Prevalence and characteristics of patients with risky alcohol consumption presenting to emergency departments in rural Australia
Version of Record online: 14 FEB 2012
© 2012 The Authors. EMA © 2012 Australasian College for Emergency Medicine and Australasian Society for Emergency Medicine
Emergency Medicine Australasia
Volume 24, Issue 3, pages 266–276, June 2012
How to Cite
Havard, A., Shakeshaft, A. P. and Conigrave, K. M. (2012), Prevalence and characteristics of patients with risky alcohol consumption presenting to emergency departments in rural Australia. Emergency Medicine Australasia, 24: 266–276. doi: 10.1111/j.1742-6723.2012.01537.x
- Issue online: 3 JUN 2012
- Version of Record online: 14 FEB 2012
- Accepted 6 January 2012
- alcohol drinking;
- emergency service;
- rural health
Objective: This study measures the prevalence of problematic alcohol consumption in patients of EDs in rural areas of Australia, relative to the general population in the same rural communities. It also identifies the characteristics associated with risky drinking in rural ED patients.
Methods: Surveys containing the Alcohol Use Disorders Identification Test (AUDIT) and questions corresponding to the 2001 Australian Alcohol Guidelines were completed by 1056 patients presenting to five EDs in rural areas of New South Wales, and 756 residents of the same five communities.

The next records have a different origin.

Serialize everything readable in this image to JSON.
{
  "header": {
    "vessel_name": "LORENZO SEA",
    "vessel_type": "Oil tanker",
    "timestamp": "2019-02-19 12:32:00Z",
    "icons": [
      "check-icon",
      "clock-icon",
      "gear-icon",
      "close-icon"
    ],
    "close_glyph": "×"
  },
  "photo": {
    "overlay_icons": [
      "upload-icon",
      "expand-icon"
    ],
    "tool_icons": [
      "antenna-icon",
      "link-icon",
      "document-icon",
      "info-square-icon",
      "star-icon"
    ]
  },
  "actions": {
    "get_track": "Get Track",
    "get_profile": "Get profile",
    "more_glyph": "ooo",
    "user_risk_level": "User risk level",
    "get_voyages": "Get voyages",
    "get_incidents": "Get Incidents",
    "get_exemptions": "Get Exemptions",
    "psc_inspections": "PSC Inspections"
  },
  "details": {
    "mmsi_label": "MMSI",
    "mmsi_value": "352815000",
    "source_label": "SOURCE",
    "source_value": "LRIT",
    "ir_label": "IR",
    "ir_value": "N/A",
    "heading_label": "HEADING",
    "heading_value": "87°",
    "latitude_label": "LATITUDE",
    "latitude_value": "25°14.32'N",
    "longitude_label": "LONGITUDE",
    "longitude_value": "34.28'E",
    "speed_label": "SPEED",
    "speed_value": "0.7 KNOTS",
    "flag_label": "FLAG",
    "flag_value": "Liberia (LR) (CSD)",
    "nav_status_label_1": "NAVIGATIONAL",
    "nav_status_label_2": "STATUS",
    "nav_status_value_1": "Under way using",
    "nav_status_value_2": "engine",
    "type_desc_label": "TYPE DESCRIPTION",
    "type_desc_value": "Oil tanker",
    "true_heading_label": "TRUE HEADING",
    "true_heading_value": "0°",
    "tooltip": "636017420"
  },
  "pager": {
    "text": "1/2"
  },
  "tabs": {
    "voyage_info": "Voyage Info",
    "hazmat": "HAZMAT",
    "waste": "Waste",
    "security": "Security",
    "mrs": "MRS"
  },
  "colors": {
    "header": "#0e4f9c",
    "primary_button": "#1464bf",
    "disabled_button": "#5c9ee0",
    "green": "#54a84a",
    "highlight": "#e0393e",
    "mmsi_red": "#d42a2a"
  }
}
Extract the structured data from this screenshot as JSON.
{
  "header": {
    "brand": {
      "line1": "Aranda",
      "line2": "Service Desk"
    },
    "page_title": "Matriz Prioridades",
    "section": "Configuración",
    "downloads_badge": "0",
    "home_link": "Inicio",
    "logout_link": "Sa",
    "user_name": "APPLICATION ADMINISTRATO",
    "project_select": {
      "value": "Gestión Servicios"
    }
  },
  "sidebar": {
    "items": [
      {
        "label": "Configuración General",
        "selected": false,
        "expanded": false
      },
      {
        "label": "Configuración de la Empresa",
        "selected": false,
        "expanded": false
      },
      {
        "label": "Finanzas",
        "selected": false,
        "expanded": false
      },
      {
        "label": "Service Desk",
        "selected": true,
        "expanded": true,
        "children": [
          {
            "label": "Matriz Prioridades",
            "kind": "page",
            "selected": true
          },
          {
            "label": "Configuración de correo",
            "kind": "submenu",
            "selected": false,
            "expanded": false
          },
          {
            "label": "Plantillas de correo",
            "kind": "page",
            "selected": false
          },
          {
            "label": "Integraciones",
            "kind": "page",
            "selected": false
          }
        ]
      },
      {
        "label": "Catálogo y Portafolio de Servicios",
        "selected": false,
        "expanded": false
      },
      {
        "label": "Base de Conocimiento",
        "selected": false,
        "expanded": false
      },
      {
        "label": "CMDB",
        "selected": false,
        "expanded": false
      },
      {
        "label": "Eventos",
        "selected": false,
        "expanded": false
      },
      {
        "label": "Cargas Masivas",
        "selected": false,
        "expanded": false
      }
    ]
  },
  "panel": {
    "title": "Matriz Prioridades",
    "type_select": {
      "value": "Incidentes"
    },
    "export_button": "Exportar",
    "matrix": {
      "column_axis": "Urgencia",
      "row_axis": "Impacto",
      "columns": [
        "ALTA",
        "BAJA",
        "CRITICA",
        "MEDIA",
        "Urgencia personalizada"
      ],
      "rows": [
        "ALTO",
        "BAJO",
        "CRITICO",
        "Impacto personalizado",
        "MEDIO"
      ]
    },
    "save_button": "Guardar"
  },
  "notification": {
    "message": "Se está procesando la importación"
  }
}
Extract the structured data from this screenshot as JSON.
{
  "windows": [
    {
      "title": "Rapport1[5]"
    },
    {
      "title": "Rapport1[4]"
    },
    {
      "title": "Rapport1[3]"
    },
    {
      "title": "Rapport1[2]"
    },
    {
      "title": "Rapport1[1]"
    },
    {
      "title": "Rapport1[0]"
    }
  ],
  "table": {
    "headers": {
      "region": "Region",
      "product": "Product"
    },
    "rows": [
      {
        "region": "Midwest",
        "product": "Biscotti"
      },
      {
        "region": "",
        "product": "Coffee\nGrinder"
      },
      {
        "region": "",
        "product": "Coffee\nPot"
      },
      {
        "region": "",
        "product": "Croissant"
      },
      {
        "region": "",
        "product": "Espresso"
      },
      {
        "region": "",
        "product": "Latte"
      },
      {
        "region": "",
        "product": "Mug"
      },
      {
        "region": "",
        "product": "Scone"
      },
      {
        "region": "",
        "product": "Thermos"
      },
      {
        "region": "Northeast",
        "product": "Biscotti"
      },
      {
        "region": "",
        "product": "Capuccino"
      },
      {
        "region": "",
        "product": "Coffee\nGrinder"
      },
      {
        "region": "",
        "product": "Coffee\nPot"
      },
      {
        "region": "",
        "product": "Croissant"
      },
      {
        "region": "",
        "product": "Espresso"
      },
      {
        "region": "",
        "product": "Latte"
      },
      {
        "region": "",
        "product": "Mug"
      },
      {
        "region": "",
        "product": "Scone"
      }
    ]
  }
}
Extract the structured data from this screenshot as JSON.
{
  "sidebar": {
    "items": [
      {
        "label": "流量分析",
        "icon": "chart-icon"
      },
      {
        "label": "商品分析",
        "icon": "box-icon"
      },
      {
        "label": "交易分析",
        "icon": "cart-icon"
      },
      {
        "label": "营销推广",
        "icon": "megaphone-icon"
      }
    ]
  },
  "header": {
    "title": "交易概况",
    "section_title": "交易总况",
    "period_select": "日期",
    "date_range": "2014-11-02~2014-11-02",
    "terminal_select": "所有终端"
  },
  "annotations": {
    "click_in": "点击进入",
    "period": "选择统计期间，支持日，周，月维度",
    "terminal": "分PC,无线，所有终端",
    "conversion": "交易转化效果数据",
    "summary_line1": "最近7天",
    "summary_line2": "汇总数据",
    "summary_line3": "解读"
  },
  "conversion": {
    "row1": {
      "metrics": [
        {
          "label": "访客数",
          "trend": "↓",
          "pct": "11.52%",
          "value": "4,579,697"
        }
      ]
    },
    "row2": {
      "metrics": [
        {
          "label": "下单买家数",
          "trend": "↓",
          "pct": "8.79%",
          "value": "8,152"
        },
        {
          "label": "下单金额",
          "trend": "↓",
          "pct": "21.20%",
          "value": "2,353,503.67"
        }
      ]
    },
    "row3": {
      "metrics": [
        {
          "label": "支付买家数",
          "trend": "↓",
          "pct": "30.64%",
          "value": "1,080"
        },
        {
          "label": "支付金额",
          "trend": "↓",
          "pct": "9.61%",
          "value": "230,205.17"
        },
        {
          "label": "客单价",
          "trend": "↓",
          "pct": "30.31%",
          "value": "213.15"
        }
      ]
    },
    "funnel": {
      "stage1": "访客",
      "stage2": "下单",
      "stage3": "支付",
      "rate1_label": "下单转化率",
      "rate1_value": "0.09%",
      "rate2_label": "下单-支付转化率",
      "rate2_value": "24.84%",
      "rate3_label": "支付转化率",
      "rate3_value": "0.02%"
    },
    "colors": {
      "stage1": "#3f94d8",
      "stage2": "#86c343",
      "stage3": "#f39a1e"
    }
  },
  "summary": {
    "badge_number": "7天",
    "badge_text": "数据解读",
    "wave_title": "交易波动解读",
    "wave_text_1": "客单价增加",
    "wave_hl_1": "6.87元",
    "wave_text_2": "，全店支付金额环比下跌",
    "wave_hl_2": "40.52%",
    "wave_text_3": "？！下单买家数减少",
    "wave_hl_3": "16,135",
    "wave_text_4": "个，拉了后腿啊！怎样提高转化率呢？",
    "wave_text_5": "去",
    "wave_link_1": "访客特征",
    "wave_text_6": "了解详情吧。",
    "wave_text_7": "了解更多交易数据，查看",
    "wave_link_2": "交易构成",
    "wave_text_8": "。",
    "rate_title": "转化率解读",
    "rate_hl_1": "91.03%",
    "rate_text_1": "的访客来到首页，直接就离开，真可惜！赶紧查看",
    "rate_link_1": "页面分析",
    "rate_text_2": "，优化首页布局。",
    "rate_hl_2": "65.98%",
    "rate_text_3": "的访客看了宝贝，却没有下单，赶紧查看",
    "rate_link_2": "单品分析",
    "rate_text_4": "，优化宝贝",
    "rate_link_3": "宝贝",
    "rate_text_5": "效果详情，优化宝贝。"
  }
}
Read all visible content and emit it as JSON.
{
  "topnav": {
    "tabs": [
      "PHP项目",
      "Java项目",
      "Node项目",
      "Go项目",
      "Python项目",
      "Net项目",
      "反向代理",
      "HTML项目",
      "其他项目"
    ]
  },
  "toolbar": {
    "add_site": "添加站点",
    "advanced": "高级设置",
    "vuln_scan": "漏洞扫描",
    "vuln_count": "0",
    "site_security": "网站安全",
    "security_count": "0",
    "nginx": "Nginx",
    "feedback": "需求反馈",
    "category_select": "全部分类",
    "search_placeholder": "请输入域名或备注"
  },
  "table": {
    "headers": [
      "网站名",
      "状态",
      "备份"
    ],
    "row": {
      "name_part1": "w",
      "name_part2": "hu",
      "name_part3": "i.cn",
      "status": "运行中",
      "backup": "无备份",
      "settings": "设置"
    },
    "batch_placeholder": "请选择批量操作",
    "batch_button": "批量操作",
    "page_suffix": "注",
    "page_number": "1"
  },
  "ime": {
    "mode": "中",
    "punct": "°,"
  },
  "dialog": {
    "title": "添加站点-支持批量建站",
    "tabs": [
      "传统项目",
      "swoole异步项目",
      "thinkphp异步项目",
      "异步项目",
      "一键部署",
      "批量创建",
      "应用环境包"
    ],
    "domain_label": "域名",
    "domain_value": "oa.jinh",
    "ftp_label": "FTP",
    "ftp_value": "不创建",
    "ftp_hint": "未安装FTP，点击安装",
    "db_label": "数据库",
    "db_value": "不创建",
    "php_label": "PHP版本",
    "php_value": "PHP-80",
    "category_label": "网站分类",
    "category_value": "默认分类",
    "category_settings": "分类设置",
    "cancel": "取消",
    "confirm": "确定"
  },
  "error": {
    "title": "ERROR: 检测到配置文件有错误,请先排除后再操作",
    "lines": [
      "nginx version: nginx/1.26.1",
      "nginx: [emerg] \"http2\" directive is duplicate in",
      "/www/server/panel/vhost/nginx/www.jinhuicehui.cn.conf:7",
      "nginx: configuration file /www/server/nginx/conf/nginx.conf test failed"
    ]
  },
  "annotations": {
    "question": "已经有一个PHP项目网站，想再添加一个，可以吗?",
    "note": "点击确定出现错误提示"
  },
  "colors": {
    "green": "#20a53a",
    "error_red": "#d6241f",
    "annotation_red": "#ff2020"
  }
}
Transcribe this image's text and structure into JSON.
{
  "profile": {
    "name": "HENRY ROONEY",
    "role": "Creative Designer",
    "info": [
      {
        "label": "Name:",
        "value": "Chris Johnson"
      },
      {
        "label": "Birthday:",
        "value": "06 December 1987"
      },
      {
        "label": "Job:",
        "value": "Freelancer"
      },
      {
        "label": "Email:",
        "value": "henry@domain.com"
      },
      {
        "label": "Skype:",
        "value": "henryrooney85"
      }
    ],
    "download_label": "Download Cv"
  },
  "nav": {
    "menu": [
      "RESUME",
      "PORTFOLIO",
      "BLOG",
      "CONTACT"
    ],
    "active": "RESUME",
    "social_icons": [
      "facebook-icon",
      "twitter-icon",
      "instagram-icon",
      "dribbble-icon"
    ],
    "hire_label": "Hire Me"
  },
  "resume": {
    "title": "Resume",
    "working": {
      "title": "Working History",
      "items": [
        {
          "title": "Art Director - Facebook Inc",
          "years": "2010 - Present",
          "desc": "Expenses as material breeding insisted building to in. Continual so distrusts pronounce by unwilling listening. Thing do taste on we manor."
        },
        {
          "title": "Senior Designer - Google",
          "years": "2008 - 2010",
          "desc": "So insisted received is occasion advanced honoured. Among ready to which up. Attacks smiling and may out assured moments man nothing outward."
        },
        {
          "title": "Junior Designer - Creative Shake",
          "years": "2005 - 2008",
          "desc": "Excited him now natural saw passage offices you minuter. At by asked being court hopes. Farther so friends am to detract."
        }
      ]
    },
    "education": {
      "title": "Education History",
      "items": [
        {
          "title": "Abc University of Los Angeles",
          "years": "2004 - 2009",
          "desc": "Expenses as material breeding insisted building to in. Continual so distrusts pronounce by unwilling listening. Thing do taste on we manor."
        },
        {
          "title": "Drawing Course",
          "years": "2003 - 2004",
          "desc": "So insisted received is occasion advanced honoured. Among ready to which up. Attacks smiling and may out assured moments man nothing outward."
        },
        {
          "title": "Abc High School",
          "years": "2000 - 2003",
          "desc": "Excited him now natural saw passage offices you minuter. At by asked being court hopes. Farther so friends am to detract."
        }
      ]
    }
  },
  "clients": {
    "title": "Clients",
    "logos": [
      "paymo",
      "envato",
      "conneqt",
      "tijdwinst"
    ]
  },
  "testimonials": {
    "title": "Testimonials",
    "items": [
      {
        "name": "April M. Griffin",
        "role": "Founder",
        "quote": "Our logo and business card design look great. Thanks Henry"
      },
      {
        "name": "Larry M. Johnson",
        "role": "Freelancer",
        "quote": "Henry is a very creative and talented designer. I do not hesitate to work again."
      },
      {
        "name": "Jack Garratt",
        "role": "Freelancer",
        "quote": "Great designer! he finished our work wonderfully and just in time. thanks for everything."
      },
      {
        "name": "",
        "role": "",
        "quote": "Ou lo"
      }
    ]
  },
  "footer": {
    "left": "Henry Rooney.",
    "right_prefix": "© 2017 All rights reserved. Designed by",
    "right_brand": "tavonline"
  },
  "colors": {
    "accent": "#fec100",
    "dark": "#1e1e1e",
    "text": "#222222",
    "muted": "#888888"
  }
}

Results: Relative to the general community, ED patients were statistically significantly more likely to engage in risky alcohol consumption according to the AUDIT (39% vs 20%), alcohol consumption posing a high risk of short-term harm (26% vs 18%) and alcohol consumption posing a high risk of long-term harm (7% vs 3%). Although being aged under 40 years of age, being unmarried, not completing school and being assigned less urgent triage categories were associated with risky alcohol use among ED patients, rates of risky consumption were high across all patient subgroups.
Conclusions: Risky drinking, across a number of measures, is overrepresented in patients of rural Australian EDs relative to the general community, and this type of consumption is not limited to certain subgroups of patients. There is a need for interventions that address both heavy single occasion drinking and excessive regular consumption in patients of rural Australian EDs, with universal interventions recommended rather than targeted programmes.